I wanted to make sure he was still there with me, that he was okay, that the pain meds weren’t taking him away or slowly shutting down his breathing, which they can unpredictably do.
I remember softly singing “The Gypsy Rover” to him. I’d been listening to The Greatest Hits of The Highwaymen that December. My brother and I used to sing songs like those in grade school talent shows, he with his guitar and me beside him harmonizing. He smiled to remember.
When at last morning came, I had an overwhelming sense my brother was going to be alright. The danger was past.
I came home around ten a.m. after his son, my nephew, arrived. I stood in the kitchen and told Jack what had happened in the ICU. And while I was telling him, the most marvelous thing happened.

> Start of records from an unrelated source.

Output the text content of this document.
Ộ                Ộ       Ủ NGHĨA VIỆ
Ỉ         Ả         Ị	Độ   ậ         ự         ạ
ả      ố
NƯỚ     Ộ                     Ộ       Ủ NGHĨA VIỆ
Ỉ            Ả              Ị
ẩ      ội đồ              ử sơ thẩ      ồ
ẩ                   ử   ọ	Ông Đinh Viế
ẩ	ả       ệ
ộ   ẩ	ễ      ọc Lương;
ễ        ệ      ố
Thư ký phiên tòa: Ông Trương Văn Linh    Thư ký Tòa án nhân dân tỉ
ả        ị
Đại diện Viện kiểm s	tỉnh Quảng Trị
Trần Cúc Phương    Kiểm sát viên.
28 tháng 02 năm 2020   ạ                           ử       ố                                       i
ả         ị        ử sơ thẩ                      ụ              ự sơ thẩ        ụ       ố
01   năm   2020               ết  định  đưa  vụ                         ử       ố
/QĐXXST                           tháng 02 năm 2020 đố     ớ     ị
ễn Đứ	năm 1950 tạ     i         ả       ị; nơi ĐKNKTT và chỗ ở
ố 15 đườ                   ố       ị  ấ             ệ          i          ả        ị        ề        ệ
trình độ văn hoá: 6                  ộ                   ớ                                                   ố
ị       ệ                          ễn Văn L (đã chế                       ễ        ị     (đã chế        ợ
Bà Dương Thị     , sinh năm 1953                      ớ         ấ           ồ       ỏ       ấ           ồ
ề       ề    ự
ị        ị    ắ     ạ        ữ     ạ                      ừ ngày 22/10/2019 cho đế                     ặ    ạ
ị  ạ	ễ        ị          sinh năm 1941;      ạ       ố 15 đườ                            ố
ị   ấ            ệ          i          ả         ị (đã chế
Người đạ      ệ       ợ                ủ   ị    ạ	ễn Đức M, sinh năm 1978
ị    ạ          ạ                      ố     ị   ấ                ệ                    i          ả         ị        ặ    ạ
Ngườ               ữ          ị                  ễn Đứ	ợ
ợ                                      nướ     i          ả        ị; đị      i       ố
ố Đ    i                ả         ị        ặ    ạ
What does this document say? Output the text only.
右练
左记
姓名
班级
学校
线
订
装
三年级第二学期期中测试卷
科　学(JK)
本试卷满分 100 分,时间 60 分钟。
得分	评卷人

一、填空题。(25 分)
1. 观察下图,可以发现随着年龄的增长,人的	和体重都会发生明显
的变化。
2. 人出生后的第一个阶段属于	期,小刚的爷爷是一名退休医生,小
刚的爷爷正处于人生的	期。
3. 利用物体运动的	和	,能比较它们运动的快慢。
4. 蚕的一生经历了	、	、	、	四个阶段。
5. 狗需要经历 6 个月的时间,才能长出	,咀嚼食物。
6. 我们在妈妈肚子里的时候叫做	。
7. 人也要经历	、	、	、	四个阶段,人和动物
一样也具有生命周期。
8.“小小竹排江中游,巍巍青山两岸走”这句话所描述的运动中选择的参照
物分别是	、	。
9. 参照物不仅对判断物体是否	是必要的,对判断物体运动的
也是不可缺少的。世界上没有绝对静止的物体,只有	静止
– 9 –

I started shaking. I was naturally releasing the emotional energy of the night before.
I felt like I’d come a long way in the healing of my PTSD to finally, in a timely fashion (not thirty or forty years later), feel safe enough in my body-mind to shake out trauma or stress energy close to the event that inspired it.
About a month ago, my brother called and asked me about that night. He’d started having fragmented, hazy memories emerge. He remembered he kept feeling like he was drowning. And every time it happened, every time he thought he was going under for good, he felt my hand grab onto his and pull him back up out of the depths.
That made me feel great. I did something good.
Not to mention I trusted my instincts and they were on target.
I spent so much of my life alone, not doing anything for anyone else, just trying to survive. I didn’t have children. I didn’t have a network of friends. With the exception of the five years I took narcotics, I mostly spent my life working and my weekends alone, trying to rest enough to get through another week.
I hope I have the opportunity to do more good in the world now that I’m so much better, now that my body-mind knows that, essentially, I’m safe.